Di Benedetto’s work provides its own study of violence. In common with the trilogy’s other protagonists, the reporter in “The Suicides” is prone to outbursts that seem fueled by an incurable frustration. He entertains himself by engaging in drunken brawls and attending boxing matches where he can “clamor for violence and destruction.” He assures us that “this is normal,” that his “belligerence is collective, and my atrocities mingle in the air with everyone else’s.” He adds: “Oppression makes you weak.”
Di Benedetto was born in 1922 and lived most of his adult life in the north-central province of Mendoza, the reliable supplier of good olive oil and wine to Buenos Aires. He was a reporter at the provincial newspaper, Los Andes. In 1976, he was arrested by the military government, tortured and put in front of a firing squad four times. After 18 months he was released.
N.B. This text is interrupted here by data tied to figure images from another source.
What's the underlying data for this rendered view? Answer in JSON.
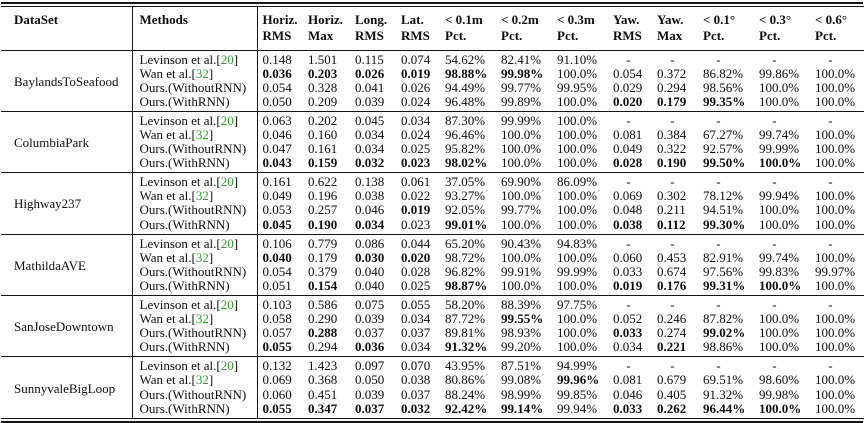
{
  "colors": {
    "citation_green": "#2aa22a",
    "text": "#0d0d0d",
    "rule": "#151515"
  },
  "table": {
    "bracket_open": "[",
    "bracket_close": "]",
    "dataset_header": "DataSet",
    "methods_header": "Methods",
    "cols": [
      {
        "l1": "Horiz.",
        "l2": "RMS"
      },
      {
        "l1": "Horiz.",
        "l2": "Max"
      },
      {
        "l1": "Long.",
        "l2": "RMS"
      },
      {
        "l1": "Lat.",
        "l2": "RMS"
      },
      {
        "l1": "< 0.1m",
        "l2": "Pct."
      },
      {
        "l1": "< 0.2m",
        "l2": "Pct."
      },
      {
        "l1": "< 0.3m",
        "l2": "Pct."
      },
      {
        "l1": "Yaw.",
        "l2": "RMS"
      },
      {
        "l1": "Yaw.",
        "l2": "Max"
      },
      {
        "l1": "< 0.1°",
        "l2": "Pct."
      },
      {
        "l1": "< 0.3°",
        "l2": "Pct."
      },
      {
        "l1": "< 0.6°",
        "l2": "Pct."
      }
    ],
    "groups": [
      {
        "dataset": "BaylandsToSeafood",
        "rows": [
          {
            "method": "Levinson et al.",
            "cite": "20",
            "values": [
              "0.148",
              "1.501",
              "0.115",
              "0.074",
              "54.62%",
              "82.41%",
              "91.10%",
              "-",
              "-",
              "-",
              "-",
              "-"
            ],
            "bold": []
          },
          {
            "method": "Wan et al.",
            "cite": "32",
            "values": [
              "0.036",
              "0.203",
              "0.026",
              "0.019",
              "98.88%",
              "99.98%",
              "100.0%",
              "0.054",
              "0.372",
              "86.82%",
              "99.86%",
              "100.0%"
            ],
            "bold": [
              0,
              1,
              2,
              3,
              4,
              5
            ]
          },
          {
            "method": "Ours.(WithoutRNN)",
            "cite": null,
            "values": [
              "0.054",
              "0.328",
              "0.041",
              "0.026",
              "94.49%",
              "99.77%",
              "99.95%",
              "0.029",
              "0.294",
              "98.56%",
              "100.0%",
              "100.0%"
            ],
            "bold": []
          },
          {
            "method": "Ours.(WithRNN)",
            "cite": null,
            "values": [
              "0.050",
              "0.209",
              "0.039",
              "0.024",
              "96.48%",
              "99.89%",
              "100.0%",
              "0.020",
              "0.179",
              "99.35%",
              "100.0%",
              "100.0%"
            ],
            "bold": [
              7,
              8,
              9
            ]
          }
        ]
      },
      {
        "dataset": "ColumbiaPark",
        "rows": [
          {
            "method": "Levinson et al.",
            "cite": "20",
            "values": [
              "0.063",
              "0.202",
              "0.045",
              "0.034",
              "87.30%",
              "99.99%",
              "100.0%",
              "-",
              "-",
              "-",
              "-",
              "-"
            ],
            "bold": []
          },
          {
            "method": "Wan et al.",
            "cite": "32",
            "values": [
              "0.046",
              "0.160",
              "0.034",
              "0.024",
              "96.46%",
              "100.0%",
              "100.0%",
              "0.081",
              "0.384",
              "67.27%",
              "99.74%",
              "100.0%"
            ],
            "bold": []
          },
          {
            "method": "Ours.(WithoutRNN)",
            "cite": null,
            "values": [
              "0.047",
              "0.161",
              "0.034",
              "0.025",
              "95.82%",
              "100.0%",
              "100.0%",
              "0.049",
              "0.322",
              "92.57%",
              "99.99%",
              "100.0%"
            ],
            "bold": []
          },
          {
            "method": "Ours.(WithRNN)",
            "cite": null,
            "values": [
              "0.043",
              "0.159",
              "0.032",
              "0.023",
              "98.02%",
              "100.0%",
              "100.0%",
              "0.028",
              "0.190",
              "99.50%",
              "100.0%",
              "100.0%"
            ],
            "bold": [
              0,
              1,
              2,
              3,
              4,
              7,
              8,
              9,
              10
            ]
          }
        ]
      },
      {
        "dataset": "Highway237",
        "rows": [
          {
            "method": "Levinson et al.",
            "cite": "20",
            "values": [
              "0.161",
              "0.622",
              "0.138",
              "0.061",
              "37.05%",
              "69.90%",
              "86.09%",
              "-",
              "-",
              "-",
              "-",
              "-"
            ],
            "bold": []
          },
          {
            "method": "Wan et al.",
            "cite": "32",
            "values": [
              "0.049",
              "0.196",
              "0.038",
              "0.022",
              "93.27%",
              "100.0%",
              "100.0%",
              "0.069",
              "0.302",
              "78.12%",
              "99.94%",
              "100.0%"
            ],
            "bold": []
          },
          {
            "method": "Ours.(WithoutRNN)",
            "cite": null,
            "values": [
              "0.053",
              "0.257",
              "0.046",
              "0.019",
              "92.05%",
              "99.77%",
              "100.0%",
              "0.048",
              "0.211",
              "94.51%",
              "100.0%",
              "100.0%"
            ],
            "bold": [
              3
            ]
          },
          {
            "method": "Ours.(WithRNN)",
            "cite": null,
            "values": [
              "0.045",
              "0.190",
              "0.034",
              "0.023",
              "99.01%",
              "100.0%",
              "100.0%",
              "0.038",
              "0.112",
              "99.30%",
              "100.0%",
              "100.0%"
            ],
            "bold": [
              0,
              1,
              2,
              4,
              7,
              8,
              9
            ]
          }
        ]
      },
      {
        "dataset": "MathildaAVE",
        "rows": [
          {
            "method": "Levinson et al.",
            "cite": "20",
            "values": [
              "0.106",
              "0.779",
              "0.086",
              "0.044",
              "65.20%",
              "90.43%",
              "94.83%",
              "-",
              "-",
              "-",
              "-",
              "-"
            ],
            "bold": []
          },
          {
            "method": "Wan et al.",
            "cite": "32",
            "values": [
              "0.040",
              "0.179",
              "0.030",
              "0.020",
              "98.72%",
              "100.0%",
              "100.0%",
              "0.060",
              "0.453",
              "82.91%",
              "99.74%",
              "100.0%"
            ],
            "bold": [
              0,
              2,
              3
            ]
          },
          {
            "method": "Ours.(WithoutRNN)",
            "cite": null,
            "values": [
              "0.054",
              "0.379",
              "0.040",
              "0.028",
              "96.82%",
              "99.91%",
              "99.99%",
              "0.033",
              "0.674",
              "97.56%",
              "99.83%",
              "99.97%"
            ],
            "bold": []
          },
          {
            "method": "Ours.(WithRNN)",
            "cite": null,
            "values": [
              "0.051",
              "0.154",
              "0.040",
              "0.025",
              "98.87%",
              "100.0%",
              "100.0%",
              "0.019",
              "0.176",
              "99.31%",
              "100.0%",
              "100.0%"
            ],
            "bold": [
              1,
              4,
              7,
              8,
              9,
              10
            ]
          }
        ]
      },
      {
        "dataset": "SanJoseDowntown",
        "rows": [
          {
            "method": "Levinson et al.",
            "cite": "20",
            "values": [
              "0.103",
              "0.586",
              "0.075",
              "0.055",
              "58.20%",
              "88.39%",
              "97.75%",
              "-",
              "-",
              "-",
              "-",
              "-"
            ],
            "bold": []
          },
          {
            "method": "Wan et al.",
            "cite": "32",
            "values": [
              "0.058",
              "0.290",
              "0.039",
              "0.034",
              "87.72%",
              "99.55%",
              "100.0%",
              "0.052",
              "0.246",
              "87.82%",
              "100.0%",
              "100.0%"
            ],
            "bold": [
              5
            ]
          },
          {
            "method": "Ours.(WithoutRNN)",
            "cite": null,
            "values": [
              "0.057",
              "0.288",
              "0.037",
              "0.037",
              "89.81%",
              "98.93%",
              "100.0%",
              "0.033",
              "0.274",
              "99.02%",
              "100.0%",
              "100.0%"
            ],
            "bold": [
              1,
              7,
              9
            ]
          },
          {
            "method": "Ours.(WithRNN)",
            "cite": null,
            "values": [
              "0.055",
              "0.294",
              "0.036",
              "0.034",
              "91.32%",
              "99.20%",
              "100.0%",
              "0.034",
              "0.221",
              "98.86%",
              "100.0%",
              "100.0%"
            ],
            "bold": [
              0,
              2,
              4,
              8
            ]
          }
        ]
      },
      {
        "dataset": "SunnyvaleBigLoop",
        "rows": [
          {
            "method": "Levinson et al.",
            "cite": "20",
            "values": [
              "0.132",
              "1.423",
              "0.097",
              "0.070",
              "43.95%",
              "87.51%",
              "94.99%",
              "-",
              "-",
              "-",
              "-",
              "-"
            ],
            "bold": []
          },
          {
            "method": "Wan et al.",
            "cite": "32",
            "values": [
              "0.069",
              "0.368",
              "0.050",
              "0.038",
              "80.86%",
              "99.08%",
              "99.96%",
              "0.081",
              "0.679",
              "69.51%",
              "98.60%",
              "100.0%"
            ],
            "bold": [
              6
            ]
          },
          {
            "method": "Ours.(WithoutRNN)",
            "cite": null,
            "values": [
              "0.060",
              "0.451",
              "0.039",
              "0.037",
              "88.24%",
              "98.99%",
              "99.85%",
              "0.046",
              "0.405",
              "91.32%",
              "99.98%",
              "100.0%"
            ],
            "bold": []
          },
          {
            "method": "Ours.(WithRNN)",
            "cite": null,
            "values": [
              "0.055",
              "0.347",
              "0.037",
              "0.032",
              "92.42%",
              "99.14%",
              "99.94%",
              "0.033",
              "0.262",
              "96.44%",
              "100.0%",
              "100.0%"
            ],
            "bold": [
              0,
              1,
              2,
              3,
              4,
              5,
              7,
              8,
              9,
              10
            ]
          }
        ]
      }
    ]
  }
}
He had no history of political activism and to discern the subversions in his fiction would have required an insight the generals didn’t possess. But in those years of state terror, anyone who wasn’t an active supporter of the government was seen as an enemy.
When I was in Mendoza in the early 1970s, I don’t remember many people speaking of him. The joke then was that for an Argentine to be read in his country he had to write in a foreign language and be published in translation. Respect for homegrown artists was scant.
Di Benedetto’s decision to stay in Mendoza may have been bad for his career, but not for his fiction. It connected him to the deepest psychology of his countrymen, giving him the vantage point to write about the secret workings of their souls and the torment of their far-flung hopes.